Quase uma semana depois de um ataque de drone na Jordânia ter matado três soldados norte-americanos, começaram os ataques de retaliação contra milícias apoiadas pelo Irão.

Os ataques eram esperados há vários dias e, entretanto, a administração Biden começou a enfrentar questões e críticas dos republicanos sobre o momento e a contundência da resposta dos EUA.

Mas os especialistas em política externa acreditam que a abordagem permitiu ao Irão retirar pessoal, evitando potencialmente um conflito mais amplo entre os EUA e o Irão.

“Isto permitir-lhes-ia degradar a capacidade destas milícias apoiadas pelo Irão para atacar as forças dos EUA, mas não aumentar”, disse Mick Mulroy, antigo vice-secretário adjunto da Defesa para o Médio Oriente, à BBC. “Embora provavelmente não seja um impedimento para ataques futuros.”

O benefício final, disse ele, seria “evitar uma guerra directa” entre os EUA e o Irão.

Os EUA atacaram a Força Quds do Corpo da Guarda Revolucionária Iraniana (IRGC) e milícias afiliadas no Iraque e na Síria, em sete locais no total. Os bombardeiros atingiram 85 alvos individuais, segundo autoridades de defesa dos EUA.

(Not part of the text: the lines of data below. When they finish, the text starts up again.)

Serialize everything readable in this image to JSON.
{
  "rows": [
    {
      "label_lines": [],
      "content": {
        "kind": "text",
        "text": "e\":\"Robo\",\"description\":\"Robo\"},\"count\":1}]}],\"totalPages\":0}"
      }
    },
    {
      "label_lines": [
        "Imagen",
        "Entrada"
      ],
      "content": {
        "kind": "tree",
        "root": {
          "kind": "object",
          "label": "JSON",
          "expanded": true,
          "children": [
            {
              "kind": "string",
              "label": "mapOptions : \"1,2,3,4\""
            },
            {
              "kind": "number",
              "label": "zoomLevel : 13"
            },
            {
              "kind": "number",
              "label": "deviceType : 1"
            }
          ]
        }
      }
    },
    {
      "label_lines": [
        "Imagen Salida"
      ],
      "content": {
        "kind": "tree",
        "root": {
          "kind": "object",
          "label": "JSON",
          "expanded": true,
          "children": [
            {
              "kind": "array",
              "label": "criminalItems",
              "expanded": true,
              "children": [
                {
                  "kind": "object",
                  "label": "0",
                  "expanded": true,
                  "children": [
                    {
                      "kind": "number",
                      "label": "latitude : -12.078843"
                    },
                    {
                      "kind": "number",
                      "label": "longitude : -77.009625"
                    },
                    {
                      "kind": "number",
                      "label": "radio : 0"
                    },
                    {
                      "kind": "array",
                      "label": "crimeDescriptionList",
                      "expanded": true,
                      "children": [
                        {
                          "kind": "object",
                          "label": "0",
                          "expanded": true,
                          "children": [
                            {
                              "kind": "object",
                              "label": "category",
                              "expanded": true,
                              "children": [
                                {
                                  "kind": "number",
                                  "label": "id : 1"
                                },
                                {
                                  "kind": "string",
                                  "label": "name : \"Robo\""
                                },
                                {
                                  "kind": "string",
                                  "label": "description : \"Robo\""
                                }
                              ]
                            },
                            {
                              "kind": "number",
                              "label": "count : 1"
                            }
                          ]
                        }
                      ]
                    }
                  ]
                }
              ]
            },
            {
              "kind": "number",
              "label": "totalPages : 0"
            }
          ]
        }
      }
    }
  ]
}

“Que todos aqueles que possam tentar nos prejudicar saibam disto: se vocês prejudicarem um americano, nós responderemos”, disse o presidente Joe Biden.

Autoridades dos EUA culparam um grupo de milícias apoiado pelo Irã, a Resistência Islâmica no Iraque, pelo ataque na Jordânia. Acredita-se que a organização – um grupo guarda-chuva de múltiplas milícias – tenha sido armada, financiada e treinada pelo Irão.

O Irã negou qualquer envolvimento no ataque com drones, que também feriu 41 soldados norte-americanos.

Autoridades de defesa e segurança disseram que o clima dificultou uma retaliação mais rápida, com a sexta-feira apresentando as melhores condições para o lançamento de ataques.

Embora a Casa Branca e o Pentágono também tenham afirmado repetidamente que evitavam operações de “telegrafo” nos dias que antecederam os ataques, os especialistas acreditam que fizeram exactamente isso – com a intenção final de evitar uma guerra mais ampla com o Irão.

Hussein Ibish, colega do Instituto dos Estados do Golfo Árabe de Washington, disse que o atraso parecia ser a sinalização dos EUA “o que eles não vão fazer, que é atacar dentro do Irã”.

Getty Images Lançador de mísseis balísticos iraniano
Mais de 100 soldados dos EUA ficaram feridos durante ataques de mísseis iranianos contra bases dos EUA em 2020.

Mulroy disse à BBC que é possível que os EUA tenham permitido que o pessoal da Guarda Revolucionária Iraniana “deixasse as instalações que serão atacadas”.

Os especialistas observaram que os EUA devem caminhar numa linha tênue entre dissuadir um país como o Irão e não desencadear um conflito maior.